LA GAUCHE FRANCAISE PEUT MOURIR !

Oui mais de quelle gauche parle-t-on et même, cette interpellation lancée par Valls devant le CN du PS, n’est-elle pas dictée par la posture d’une Ve république devenue obsolète, d’un gouvernement et d’un premier ministre, ce dernier ne reniant pas d’être très proche d’un centrisme libérale, cette affirmation a quelques saveurs rances. MC

En quelques mots, lancés samedi matin de la tribune du Conseil national, Manuel Valls a jeté un froid dans la majorité. A la veille de la discussion au Parlement sur les deux textes traduisant le pacte de responsabilité, le Premier ministre a bien sûr cherché à créer, si ce n’est un électrochoc, du moins une prise de conscience. (…) Manuel Valls met en garde alors partie du PS se cabre : « Le temps où l’on pouvait accroître la dépense publique, et combattre les déficits par la hausse de l’impôt, est révolu. Cette méthode est devenue un handicap.
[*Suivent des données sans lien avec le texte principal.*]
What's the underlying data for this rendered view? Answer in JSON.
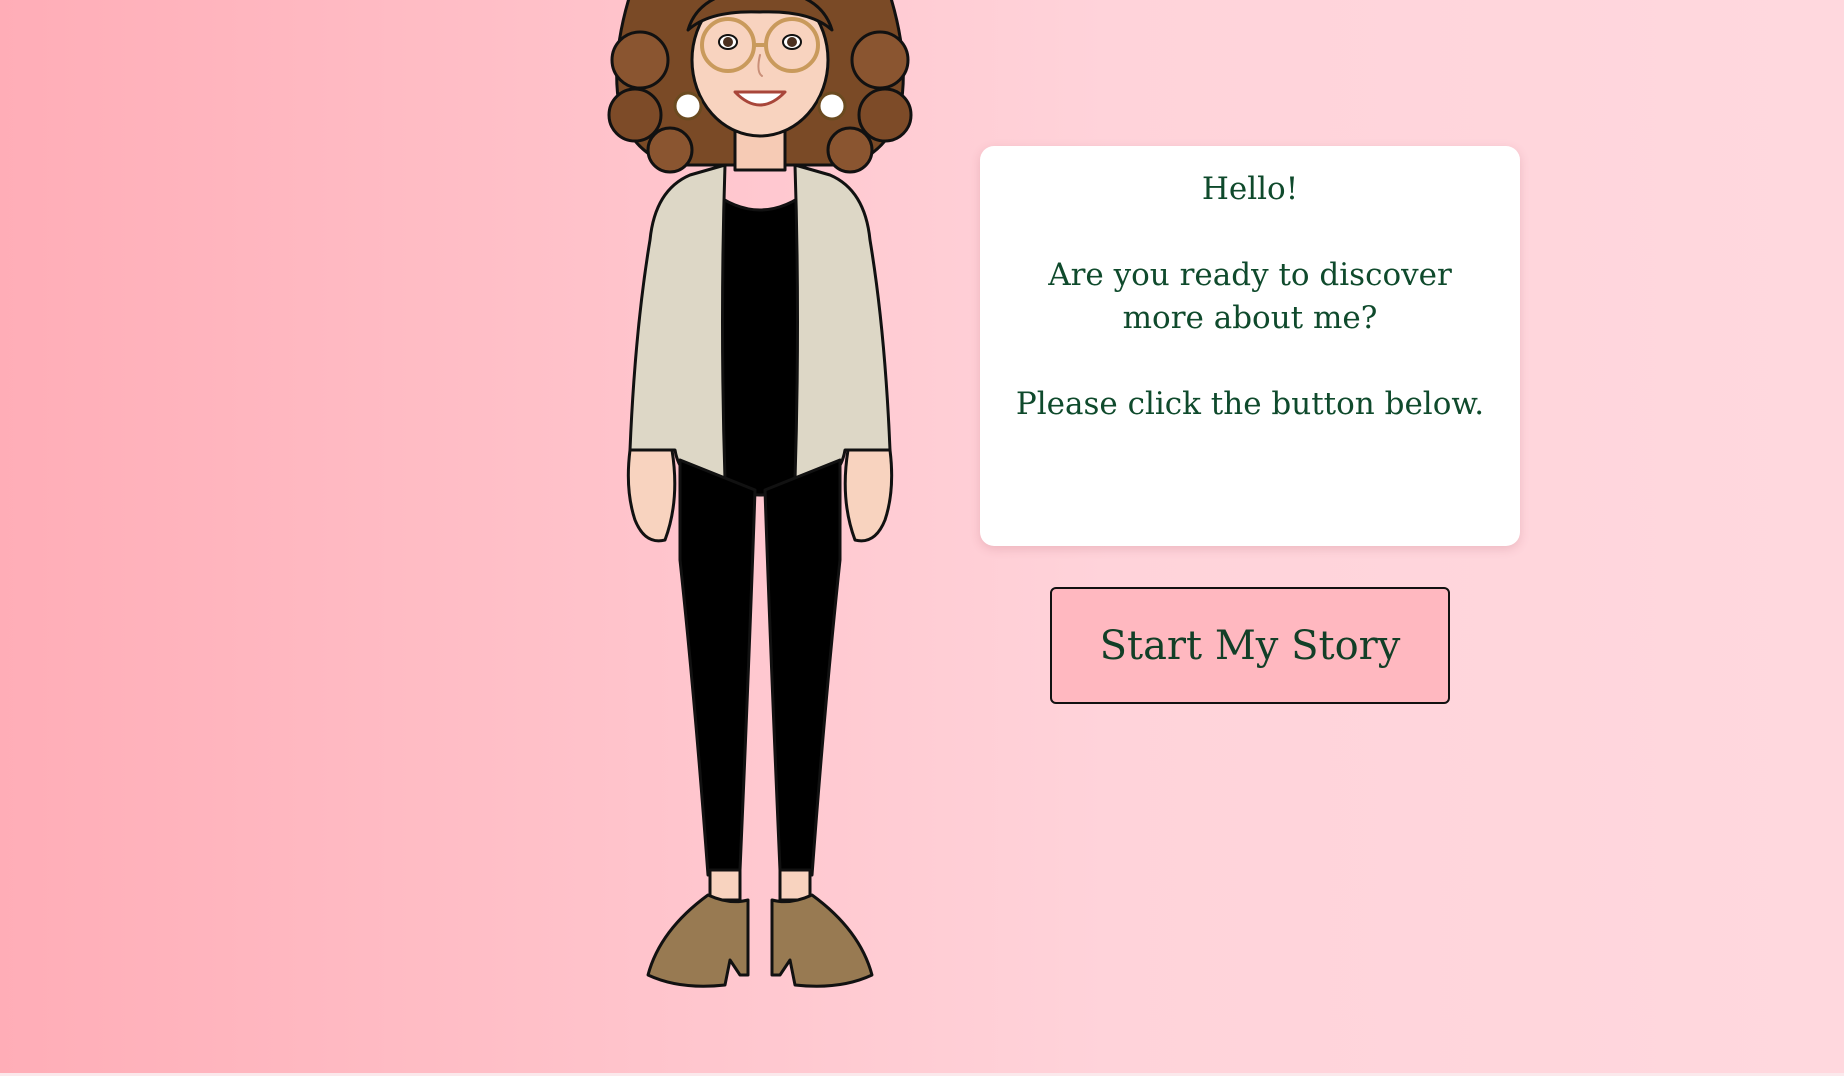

Elle empêche l’État d’investir dans les secteurs stratégiques et étouffe ses marges de manœuvre. » Réduire la dépense publique et restaurer la compétitivité des entreprises resteront donc les deux axes de la politique du gouvernement. (…)

Mais toute une partie de la gauche traditionnelle et une partie des adhérents et élus du PS, refusent désormais de soutenir la politique de François Hollande, mise en œuvre par Manuel Valls.

Les communistes bien sûr, qui n’ont d’ailleurs jamais fait partie de la majorité gouvernementale. « Il faut changer de politique, martèle ainsi Pierre Laurent, secrétaire national du PC. Je le dis aux femmes et aux hommes de gauche, travaillons ensemble, construisons ensemble une politique de gauche, un projet de gauche. »

Son de cloche identique côté écologiste, dont l’appartenance à la majorité est désormais en question : « Il faut une politique de gauche et des actions de gauche », répond au Premier ministre Emmanuelle Cosse, secrétaire nationale d’EE-LV. Le parti écologiste a voté à l’unanimité samedi le rejet des orientations du collectif budgétaire.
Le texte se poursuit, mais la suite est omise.